All of their belongings got soaked when their tent, at Douglas Rugby Club’s grounds at Port-e-Chee, leaked over the weekend.

Jamie, aged 21, who is visiting the island for his first TT, said: ‘We woke up at 5am soaking wet. We went into Douglas at 7.30am trying to find a shop that was open to sell us a tent.’

When asked if he had been put off camping at next year’s event, he said: ‘No, it’s one of its perks, camping. We’re not going to get down just because of a leaking tent.’

Both Jamie and Ricky, aged 32, agreed they had learned a valuable lesson about buying a tent on eBay.

Ricky said he didn’t mind if his food tasted of socks, saying: ‘My food tastes like socks anyway!’

Fellow camper Laurence Hardy, 26, of Stornoway, managed to forget his tent and once he had bought another one, struggled to put it up in the rain without getting the inside wet.

His friend Andrew Turner, aged 23, of Glasgow, has stayed dry in his tent but one night, was so cold that he pulled on his full leathers and his helmet to keep him warm.

‘I was nearly crying on Monday because I was that cold,’ he said.

Yesterday he was down to his last pair of dry shoes and his jacket was still damp from the day before.

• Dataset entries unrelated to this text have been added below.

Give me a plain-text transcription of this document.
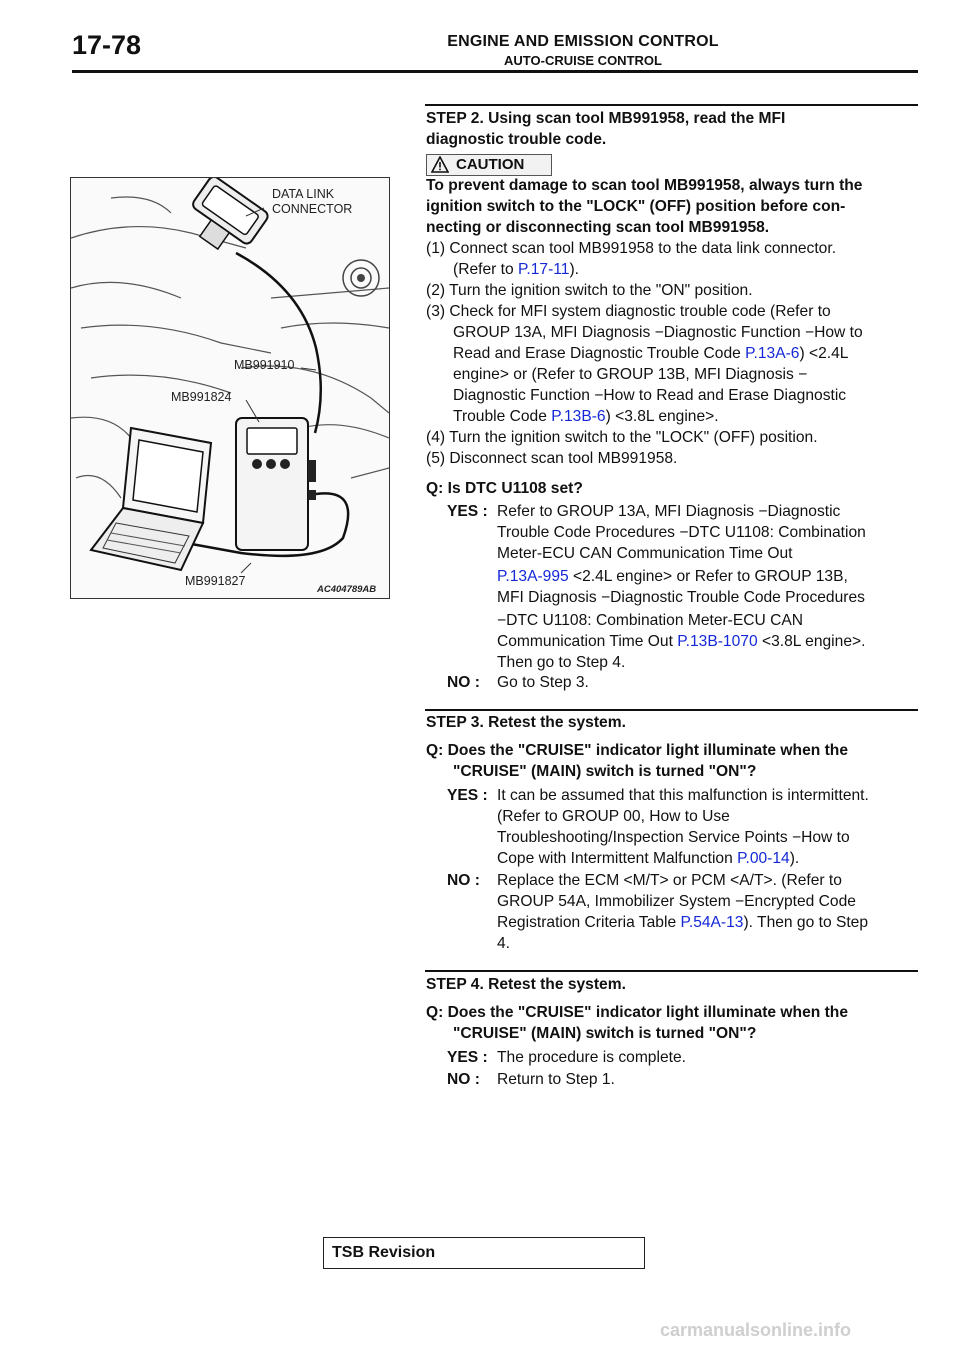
17-78	ENGINE AND EMISSION CONTROL
AUTO-CRUISE CONTROL
DATA LINK
CONNECTOR
MB991910
MB991824
MB991827
AC404789AB
STEP 2. Using scan tool MB991958, read the MFI
diagnostic trouble code.
CAUTION
To prevent damage to scan tool MB991958, always turn the
ignition switch to the "LOCK" (OFF) position before con-
necting or disconnecting scan tool MB991958.
(1) Connect scan tool MB991958 to the data link connector.
(Refer to P.17-11).
(2) Turn the ignition switch to the "ON" position.
(3) Check for MFI system diagnostic trouble code (Refer to
GROUP 13A, MFI Diagnosis −Diagnostic Function −How to
Read and Erase Diagnostic Trouble Code P.13A-6) <2.4L
engine> or (Refer to GROUP 13B, MFI Diagnosis −
Diagnostic Function −How to Read and Erase Diagnostic
Trouble Code P.13B-6) <3.8L engine>.
(4) Turn the ignition switch to the "LOCK" (OFF) position.
(5) Disconnect scan tool MB991958.
Q: Is DTC U1108 set?
YES : Refer to GROUP 13A, MFI Diagnosis −Diagnostic
Trouble Code Procedures −DTC U1108: Combination
Meter-ECU CAN Communication Time Out
P.13A-995 <2.4L engine> or Refer to GROUP 13B,
MFI Diagnosis −Diagnostic Trouble Code Procedures
−DTC U1108: Combination Meter-ECU CAN
Communication Time Out P.13B-1070 <3.8L engine>.
Then go to Step 4.
NO :	Go to Step 3.
STEP 3. Retest the system.
Q: Does the "CRUISE" indicator light illuminate when the
"CRUISE" (MAIN) switch is turned "ON"?
YES : It can be assumed that this malfunction is intermittent.
(Refer to GROUP 00, How to Use
Troubleshooting/Inspection Service Points −How to
Cope with Intermittent Malfunction P.00-14).
NO :	Replace the ECM <M/T> or PCM <A/T>. (Refer to
GROUP 54A, Immobilizer System −Encrypted Code
Registration Criteria Table P.54A-13). Then go to Step
4.
STEP 4. Retest the system.
Q: Does the "CRUISE" indicator light illuminate when the
"CRUISE" (MAIN) switch is turned "ON"?
YES : The procedure is complete.
NO :	Return to Step 1.
TSB Revision
carmanualsonline.info
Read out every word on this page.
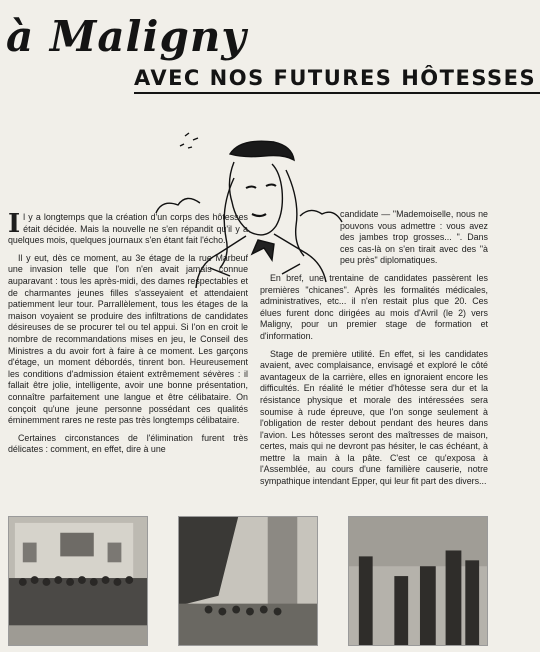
à Maligny
AVEC NOS FUTURES HÔTESSES

Il y a longtemps que la création d'un corps des hôtesses était décidée. Mais la nouvelle ne s'en répandit qu'il y a quelques mois, quelques journaux s'en étant fait l'écho.

Il y eut, dès ce moment, au 3e étage de la rue Marbeuf une invasion telle que l'on n'en avait jamais connue auparavant : tous les après-midi, des dames respectables et de charmantes jeunes filles s'asseyaient et attendaient patiemment leur tour. Parrallèlement, tous les étages de la maison voyaient se produire des infiltrations de candidates désireuses de se procurer tel ou tel appui. Si l'on en croit le nombre de recommandations mises en jeu, le Conseil des Ministres a du avoir fort à faire à ce moment. Les garçons d'étage, un moment débordés, tinrent bon. Heureusement les conditions d'admission étaient extrêmement sévères : il fallait être jolie, intelligente, avoir une bonne présentation, connaître parfaitement une langue et être célibataire. On conçoit qu'une jeune personne possédant ces qualités éminemment rares ne reste pas très longtemps célibataire.

Certaines circonstances de l'élimination furent très délicates : comment, en effet, dire à une

candidate — "Mademoiselle, nous ne pouvons vous admettre : vous avez des jambes trop grosses... ". Dans ces cas-là on s'en tirait avec des "à peu près" diplomatiques.

En bref, une trentaine de candidates passèrent les premières "chicanes". Après les formalités médicales, administratives, etc... il n'en restait plus que 20. Ces élues furent donc dirigées au mois d'Avril (le 2) vers Maligny, pour un premier stage de formation et d'information.

Stage de première utilité. En effet, si les candidates avaient, avec complaisance, envisagé et exploré le côté avantageux de la carrière, elles en ignoraient encore les difficultés. En réalité le métier d'hôtesse sera dur et la résistance physique et morale des intéressées sera soumise à rude épreuve, que l'on songe seulement à l'obligation de rester debout pendant des heures dans l'avion. Les hôtesses seront des maîtresses de maison, certes, mais qui ne devront pas hésiter, le cas échéant, à mettre la main à la pâte. C'est ce qu'exposa à l'Assemblée, au cours d'une familière causerie, notre sympathique intendant Epper, qui leur fit part des divers...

‘I keep saying I will go up to the Grandstand to buy some waterproofs but keep ending up in the pub,’ he said.

A group of friends from Stockport arrived at the campsite on Tuesday.

Jon Henshaw, aged 46, said they were camping to keep the costs of the trip down.

‘It’s been a bit grim really with the weather,’ he said.

‘We anticipated sun tan cream but we failed miserably with that one.’

Paul Jarvis said he covered himself with the tent’s groundsheet because their tent was leaking, and dripping on to his face.

His tent partner Tim Davies, aged 29, went to sleep with his feet in plastic bags to try and keep himself dry.

TT marshals Brian Davenport and Carol Sims, of Derby, have brought their son Adam, aged nine, to the races for the last five years.

Brian said: ‘You have to be organised camping. When it’s wet, you have to be even more organised.’

His advice for wet weather was: ‘Stay inside your tent – and don’t forget your wellies!’

Brian said the tent was ‘getting a bit long in the tooth’. ‘I might put it ceremoniously in the tip here next year so it can be laid to rest here.’

Steve Keith, aged 65, of Hereford, was camping at Port-e-Chee as part of a group of five.

When asked about the rain, he said: ‘Just relax a bit and chill out.

‘There’s no point moaning about it because it’s the same every year.’